А пишу я об этом потому, что, испытывая душевное расположение к Наталье, нет-нет да и настраивалась на такой лад: она оригинальна, естественно оригинальна, добросердечна, пытлива, но слишком женственна, не в меру боготворит Марата и...
Неужели я ревную, сама не подозревая об этом? Проклятая подкорка, она подчас настолько скрытно поступает, что ведешь себя, как бумажный кораблик: куда-то несешься и не догадываешься — почему.
Конверт был раздутый. Достала оттуда тетрадные, в косую клеточку листки. Почерк завитушистый.
«Мне, Маратка, обрадоваться бы за твое возвышение, пир бы закатить для всей родни, поскольку я старший в нашем корне, а я встревожился, митинговал перед твоей теткой: чего Маратку так борзо подсаживают на верх пирамиды и чего это он там пальбу в собственную честь устроил? Пальбу ты хитро преподносишь: будто вы просто поразвлекались, поозорничали и словно бы не-торжествовали по поводу твоего взлета, а отнеслись с юморком, чтоб не обольщаться насчет руководящего дарования и не ковырнуться носом об луну. Но, по-моему, ты уже ковырнулся. По телевизору показывали снимки луны, сделанные космонавтами. Я углядел на ней следы твоих ноздрей. Поди-ка, до сих пор чихаешь титаномагнетитовой пылью. Набрать ракетниц, сесть на катер морского клуба, устроить такой фейерверк, аж пропадали из видимости звезды, и к тому же гонять на высокой скорости — не юморок, Маратка, не ребячливая шаловливость. Тут, Маратка, разгул тщеславия. Скакнул ты за короткий период чрезмерно: начальник цеха, главный инженер, директор! И все-то от роду сорока лет с хвостиком. Не мудрено, что закружило славолюбие. Не, не, я покатился к оправданию. Не, не, отшатываюсь от него.
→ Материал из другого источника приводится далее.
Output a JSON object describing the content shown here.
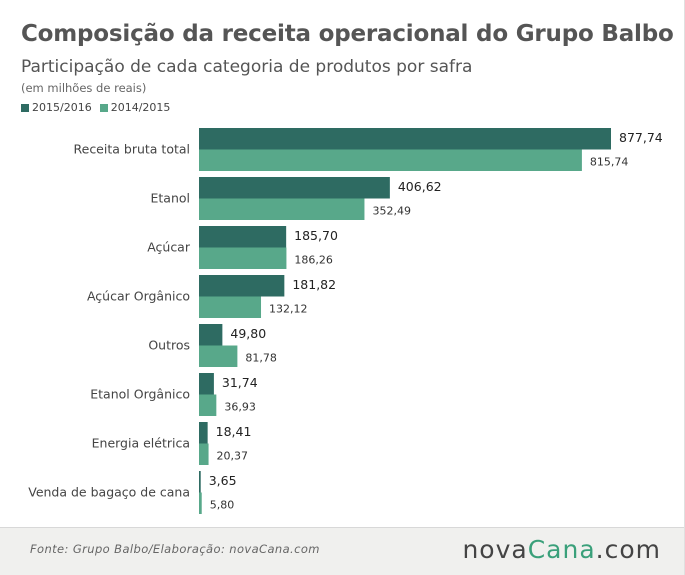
{
  "title": "Composição da receita operacional do Grupo Balbo",
  "subtitle": "Participação de cada categoria de produtos por safra",
  "unit_note": "(em milhões de reais)",
  "legend": [
    {
      "label": "2015/2016",
      "color": "#2e6b62"
    },
    {
      "label": "2014/2015",
      "color": "#58a88a"
    }
  ],
  "source": "Fonte:  Grupo  Balbo/Elaboração:  novaCana.com",
  "logo": {
    "nova": "nova",
    "cana": "Cana",
    "com": ".com"
  },
  "chart_data": {
    "type": "bar",
    "orientation": "horizontal",
    "categories": [
      "Receita bruta total",
      "Etanol",
      "Açúcar",
      "Açúcar Orgânico",
      "Outros",
      "Etanol Orgânico",
      "Energia elétrica",
      "Venda de bagaço de cana"
    ],
    "series": [
      {
        "name": "2015/2016",
        "color": "#2e6b62",
        "values": [
          877.74,
          406.62,
          185.7,
          181.82,
          49.8,
          31.74,
          18.41,
          3.65
        ],
        "labels": [
          "877,74",
          "406,62",
          "185,70",
          "181,82",
          "49,80",
          "31,74",
          "18,41",
          "3,65"
        ]
      },
      {
        "name": "2014/2015",
        "color": "#58a88a",
        "values": [
          815.74,
          352.49,
          186.26,
          132.12,
          81.78,
          36.93,
          20.37,
          5.8
        ],
        "labels": [
          "815,74",
          "352,49",
          "186,26",
          "132,12",
          "81,78",
          "36,93",
          "20,37",
          "5,80"
        ]
      }
    ],
    "xlim": [
      0,
      877.74
    ],
    "grid": false,
    "legend_position": "top-left"
  }
}
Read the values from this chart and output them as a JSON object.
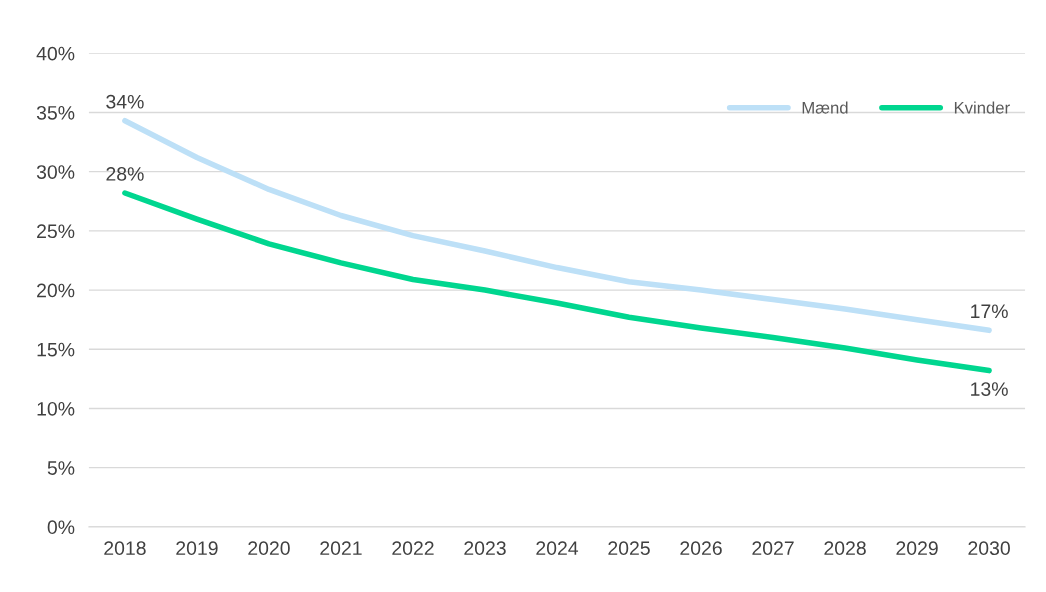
{
  "chart_data": {
    "type": "line",
    "categories": [
      "2018",
      "2019",
      "2020",
      "2021",
      "2022",
      "2023",
      "2024",
      "2025",
      "2026",
      "2027",
      "2028",
      "2029",
      "2030"
    ],
    "series": [
      {
        "name": "Mænd",
        "color": "#bde0f7",
        "values": [
          34.3,
          31.2,
          28.5,
          26.3,
          24.6,
          23.3,
          21.9,
          20.7,
          20.0,
          19.2,
          18.4,
          17.5,
          16.6
        ],
        "value_labels": [
          "34%",
          null,
          null,
          null,
          null,
          null,
          null,
          null,
          null,
          null,
          null,
          null,
          "17%"
        ]
      },
      {
        "name": "Kvinder",
        "color": "#00d68f",
        "values": [
          28.2,
          26.0,
          23.9,
          22.3,
          20.9,
          20.0,
          18.9,
          17.7,
          16.8,
          16.0,
          15.1,
          14.1,
          13.2
        ],
        "value_labels": [
          "28%",
          null,
          null,
          null,
          null,
          null,
          null,
          null,
          null,
          null,
          null,
          null,
          "13%"
        ]
      }
    ],
    "ylim": [
      0,
      40
    ],
    "yticks": [
      {
        "value": 0,
        "label": "0%"
      },
      {
        "value": 5,
        "label": "5%"
      },
      {
        "value": 10,
        "label": "10%"
      },
      {
        "value": 15,
        "label": "15%"
      },
      {
        "value": 20,
        "label": "20%"
      },
      {
        "value": 25,
        "label": "25%"
      },
      {
        "value": 30,
        "label": "30%"
      },
      {
        "value": 35,
        "label": "35%"
      },
      {
        "value": 40,
        "label": "40%"
      }
    ],
    "grid": "y",
    "legend": "top right",
    "marker": "none",
    "line_style": "solid"
  }
}
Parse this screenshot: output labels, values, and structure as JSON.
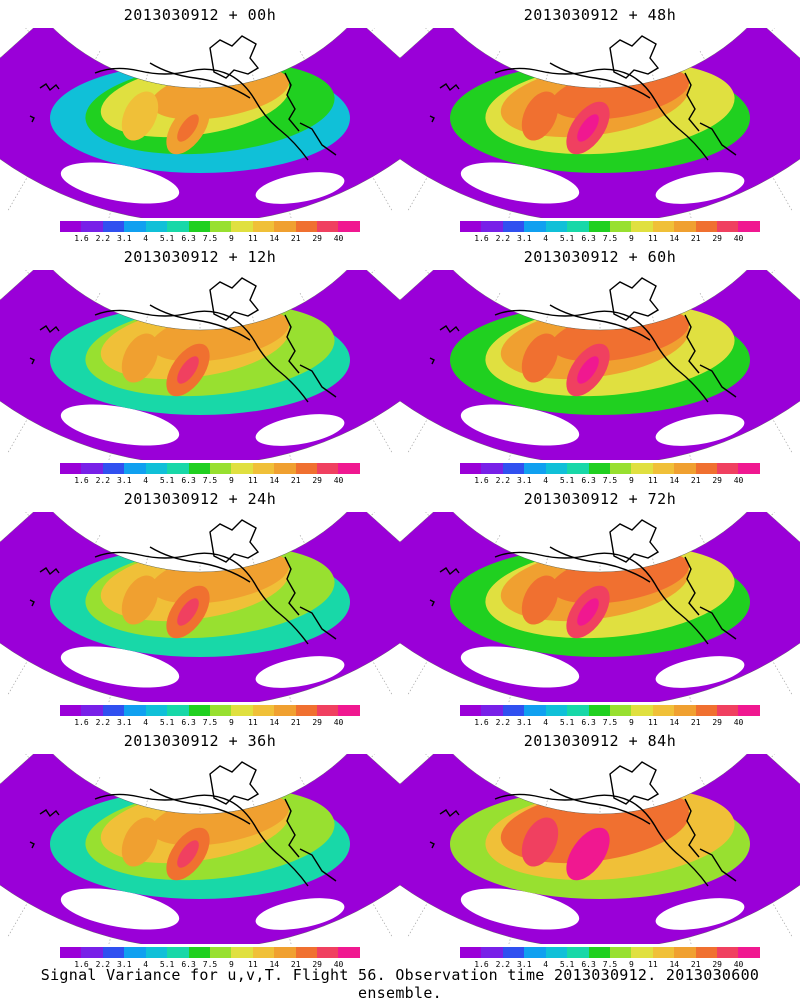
{
  "caption": "Signal Variance for u,v,T. Flight 56. Observation time 2013030912. 2013030600 ensemble.",
  "colorbar": {
    "colors": [
      "#9a00d8",
      "#7820e8",
      "#3050f0",
      "#10a0f0",
      "#10c0d8",
      "#18d8a8",
      "#20d020",
      "#98e030",
      "#e0e040",
      "#f0c038",
      "#f0a030",
      "#f07030",
      "#f04060",
      "#f01890"
    ],
    "labels": [
      "1.6",
      "2.2",
      "3.1",
      "4",
      "5.1",
      "6.3",
      "7.5",
      "9",
      "11",
      "14",
      "21",
      "29",
      "40"
    ]
  },
  "panels": [
    {
      "title": "2013030912 + 00h",
      "intensity": 0.25
    },
    {
      "title": "2013030912 + 48h",
      "intensity": 0.75
    },
    {
      "title": "2013030912 + 12h",
      "intensity": 0.4
    },
    {
      "title": "2013030912 + 60h",
      "intensity": 0.8
    },
    {
      "title": "2013030912 + 24h",
      "intensity": 0.5
    },
    {
      "title": "2013030912 + 72h",
      "intensity": 0.85
    },
    {
      "title": "2013030912 + 36h",
      "intensity": 0.62
    },
    {
      "title": "2013030912 + 84h",
      "intensity": 0.9
    }
  ]
}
Ты, Маратка, не серчай. Укоризна моя рвется из моей судьбы. Тогда ты еще на трехколесном велосипеде ездил и носил лифчики, а не подтяжки, поэтому ты не можешь помнить, как Вычегжанинов у нас восходил. Я в те поры был на второй домне мастером. Обычно варили мы на ней литейный чугун. Как-то, когда готовились выдавать очередную плавку, я пошел на разливочную площадку проверить, пригнали ли ковши. Хоть и была война далеко за переломом, 1944 год, и почти каждый на комбинате трудился на совесть, а также на пределе возможностей, посуду транспортники не всегда успевали подгонять. Мы должны были налить ковшей пять чугуна. Вышел на площадку. Ковшей нет. По графику нам уже летку надо пробивать, их нет. Ноги чуть не подсеклись. Перегнулся через перила, высматриваю посудину. И высмотрел: катит ее танковый, паровозишко. Одновременно высмотрел и каких-то крупных людей в коричневых кожаных пальто, они
Маратка, ты, наверно, слыхал о парфорсах? У нас один мастер собачник, занимается ирландскими догами. Они крупнотой телята и телята. Так вот он, чтоб доги не волокли его, куда вздумается, надевает им ошейники с парфорсами — металлическими штучками, которые впиваются в шею, едва доги попрут. Водил нас Швайко в парфорсах, ну никакого ходу, никакого воздуху. Печка, к примеру, похолодала. Можно опрокинуть в домну тележку-другую кокса, и чугун к выдаче станет горячий. Простая операция, без спроса — не моги, про шихтовку комплексного характера и мечтать не смей. Сам устанавливает схемы шихтовки и меняет в зависимости от хода печей. Вменил в правило: по любому поводу звони ему в ночь-полночь. Сторожами при домнах были. На наше счастье, Швайка перебросили на Украину.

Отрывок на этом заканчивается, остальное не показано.